BİZDEN

                                             FROZEN PLANET ÜZERİNE

İstanbul Üniversitesi Ekoloji Kulübü olarak 2015-2016 bahar döneminde düzenlediğimiz ilk belgesel etkinliğinde Frozen Planet serisinin ilk bölümünü izledik.

        Kutuplardaki canlı yaşamı, buzullar ve insan eliyle oluşturduğumuz tehditler hakkında bizlere çarpıcı bilgiler sunan bir belgesel izlemiş olduk To The Ends Of The Earth ile.

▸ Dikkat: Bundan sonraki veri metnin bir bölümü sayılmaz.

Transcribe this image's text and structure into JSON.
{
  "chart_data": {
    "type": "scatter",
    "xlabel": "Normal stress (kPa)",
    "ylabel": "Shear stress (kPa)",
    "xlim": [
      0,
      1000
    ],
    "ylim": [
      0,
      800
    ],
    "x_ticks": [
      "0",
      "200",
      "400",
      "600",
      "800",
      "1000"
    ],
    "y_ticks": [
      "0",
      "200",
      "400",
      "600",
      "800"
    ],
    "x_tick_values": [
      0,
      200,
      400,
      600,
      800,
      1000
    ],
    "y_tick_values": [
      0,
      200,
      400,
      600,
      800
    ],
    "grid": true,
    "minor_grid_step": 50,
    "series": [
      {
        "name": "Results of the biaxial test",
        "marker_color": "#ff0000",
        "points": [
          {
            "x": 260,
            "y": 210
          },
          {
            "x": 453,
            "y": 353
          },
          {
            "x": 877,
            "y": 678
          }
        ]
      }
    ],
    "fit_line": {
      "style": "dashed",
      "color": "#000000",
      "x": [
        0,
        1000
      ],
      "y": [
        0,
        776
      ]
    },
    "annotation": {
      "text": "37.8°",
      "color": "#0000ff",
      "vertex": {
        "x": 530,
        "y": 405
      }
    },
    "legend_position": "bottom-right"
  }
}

Önce Kuzey Kutbu’na gittiğimiz sonra Güney Kutbu’na indiğimiz bu yolculukta neler gördük bir bakalım. Aldığım ilk not “Bölgeler değişiyor ve biz yeni anlamaya başlıyoruz!” olmuştu. Peki bu değişimler nasıl gerçekleşiyor?

        Kuzey Kutbu kış mevsimini tamamladığında Avrupa Kıtası büyüklüğündeki buzlar erimeye başlıyor ve çeşitli hayvanlar buraya göç ediyor. Yani yazın birçok canlı bundan istifade ediyor. Kuzey Kutbu’ndan Güney Kutbu’na geçerken karşımıza ilk çıkan yer Grönland oluyor. Her yıl Grönland’ tan büyük buz dağları doğuyor. İklim ısınmaya devam ettikçe, yani bizler bu ısınmayı tetikledikçe, buz dağları çoğalacak ve bu tatlı suların okyanusa karışmasına neden olacak. Ayrıca suyun akış hızı buzul erimelere bağlı olarak değişiklik gösterecek, bu da hava koşullarının bu durumdan olumsuz etkilenmesine neden olacak. Peki hava koşullarının bu durumdan etkilenmesi neden önemli? Cevap hayvanların kutba geliş dönemlerinde saklı. Hayvanlar buraya erken gelirlerse zor kış şartlarıyla mücadele etmek zorunda kalacaklar. Bu mücadelede galip gelebilecekleri de meçhul! Geç gelmeleri söz konusu olduğunda ise buzulu geçmeleri için vücutlarında depolamaları gereken yağı depolayamayabilirler. Yani hayvanlar türleri pahasına bir tehditle karşı karşıya kalabilirler. Hava değişimleri bu noktada önem teşkil ediyor. Hayvanlar her yıl aynı dönemde göçe başlıyor olsa da bizler her yıl koşulların değişmesine sebebiyet verdiğimiz için şartlar her yıl hayvanları daha da zor durumda bırakıyor. Bizler dünyanın ısınmasını artırmaya devam ettikçe buzul sisteminin çözünmesi hızlanacak ve hayvanlar bundan doğrudan etkilenecek. Bu da ekosistemin köklü değişiklikler yaşamasını körükleyecek. Yani gelişmekte olan felaketler zincirini biz başlattık ve buna neden olmaya devam ediyoruz.

        Güney Kutbu’nda ise Antarktika mevsim değiştirirken sahip olduğu yüz ölçümünün %50’si küçülüyor. Buzul kırılmalarının burada yaşanması bizim için tehdidi çoğaltıyor. Peki nedir bu tehditler? Bilim adamlarının iddiasına göre önümüzdeki 200 yıl içinde buzulların erimesiyle yükselen sular kıyı bölgelerinin yok olmasına neden olacak, okyanustaki ekosistem bozulacak. Ön görülenler bununla da sınırlı değil. Antarktika buzulu bir özelliğe daha sahip. O da tatlı suyumuzun %70’ini barındırıyor olması. Tüm bu gerçekler göz önündeyken geçmişteki olayları ve gelecekte olacağı düşünülen olayları görmezden gelemeyiz. Bu tüm dünyanın sorunu ve bizler dünyada yaşıyoruz!